Just apply the film to the windows, tighten it with hot air from a blow dryer, and a layer of air is now trapped between the windows and the room. This prevents the warm air of the room from making direct contact with the glass and radiating away from the home.
Caulk Window Frames Too
It’s not just the glass in a window that can be a weak spot for your home’s heat leaking out; old window frames can also play a role.
In some cases, it can be a very big role if these are older wooden frames that haven’t been properly maintained. Cracks, breaks, and, in the case of wood, even rotting or tunneling from insects can all create spaces for heat to leak out.
There’s a relatively cheap solution for this too if you’re willing to do some up-close inspection. Buy quality, weather-resistant caulk and closely go over all the frames in your home. If you see any of these structural defects and they’re not too large or serious, caulk can fill the spaces out and help bring down your heat leakage.
Try Using Your Ceiling Fan
Not everyone has them in their home, but if you’ve got ceiling fans installed, you may have turned them on in the summer to help cool things down. Or maybe you just ignored them because the home has central air conditioning and ceiling fans seem redundant.
But they don’t just keep you cooler in the summer; they can bring down your heating bills in the winter too. Summer usage is easy to understand. A fan at high speed, spinning counter-clockwise, sends air straight down, creating a pleasant wind chill effect. In the winter, try reversing these settings.

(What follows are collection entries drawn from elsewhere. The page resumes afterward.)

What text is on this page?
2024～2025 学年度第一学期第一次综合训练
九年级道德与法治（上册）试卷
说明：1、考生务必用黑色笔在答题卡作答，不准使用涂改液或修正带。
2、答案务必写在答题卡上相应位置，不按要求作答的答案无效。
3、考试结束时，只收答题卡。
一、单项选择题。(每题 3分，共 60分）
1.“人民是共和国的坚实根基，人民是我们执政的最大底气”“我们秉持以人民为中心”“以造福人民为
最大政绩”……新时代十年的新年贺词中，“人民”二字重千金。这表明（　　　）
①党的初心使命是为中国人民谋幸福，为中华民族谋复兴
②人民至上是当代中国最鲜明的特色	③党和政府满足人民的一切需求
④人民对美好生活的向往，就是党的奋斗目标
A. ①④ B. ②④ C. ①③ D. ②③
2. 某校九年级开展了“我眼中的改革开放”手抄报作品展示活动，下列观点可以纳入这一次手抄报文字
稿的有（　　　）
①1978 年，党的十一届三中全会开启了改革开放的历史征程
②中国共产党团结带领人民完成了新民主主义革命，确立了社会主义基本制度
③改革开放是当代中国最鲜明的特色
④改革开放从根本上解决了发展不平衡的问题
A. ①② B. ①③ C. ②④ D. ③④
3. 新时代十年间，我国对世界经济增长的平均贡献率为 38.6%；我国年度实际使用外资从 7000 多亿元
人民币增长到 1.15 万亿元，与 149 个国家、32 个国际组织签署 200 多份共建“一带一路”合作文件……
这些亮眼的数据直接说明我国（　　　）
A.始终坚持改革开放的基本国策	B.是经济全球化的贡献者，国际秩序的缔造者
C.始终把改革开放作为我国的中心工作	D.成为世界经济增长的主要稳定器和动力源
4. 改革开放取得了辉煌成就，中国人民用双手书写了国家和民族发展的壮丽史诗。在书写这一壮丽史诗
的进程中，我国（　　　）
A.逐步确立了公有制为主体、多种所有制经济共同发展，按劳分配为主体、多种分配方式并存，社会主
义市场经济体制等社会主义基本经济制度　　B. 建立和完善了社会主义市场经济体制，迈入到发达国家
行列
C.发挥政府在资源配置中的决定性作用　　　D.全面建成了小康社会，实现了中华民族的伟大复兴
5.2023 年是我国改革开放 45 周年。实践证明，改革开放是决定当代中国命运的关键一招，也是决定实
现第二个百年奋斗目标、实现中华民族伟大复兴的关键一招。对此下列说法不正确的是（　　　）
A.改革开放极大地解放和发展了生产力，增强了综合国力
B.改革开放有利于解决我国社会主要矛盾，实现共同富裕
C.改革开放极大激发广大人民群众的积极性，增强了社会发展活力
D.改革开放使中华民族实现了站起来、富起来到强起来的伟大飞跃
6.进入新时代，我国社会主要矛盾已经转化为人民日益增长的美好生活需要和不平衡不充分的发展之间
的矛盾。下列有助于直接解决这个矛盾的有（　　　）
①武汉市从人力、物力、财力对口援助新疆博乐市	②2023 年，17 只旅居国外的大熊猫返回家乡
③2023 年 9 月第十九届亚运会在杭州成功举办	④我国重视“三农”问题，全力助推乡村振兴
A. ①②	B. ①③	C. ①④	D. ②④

Put your fan on slow, and change the direction of the spinning to clockwise. Now, the fan is drawing warm air up, and then re-circulating it around the room. This keeps warm air from sitting near windows, getting drawn to cold spots and leaking out.
We may not always get chronically cold winters in Greensboro, NC, but you can still enjoy savings on your energy bills when the temperature starts going down, and you need to heat things up.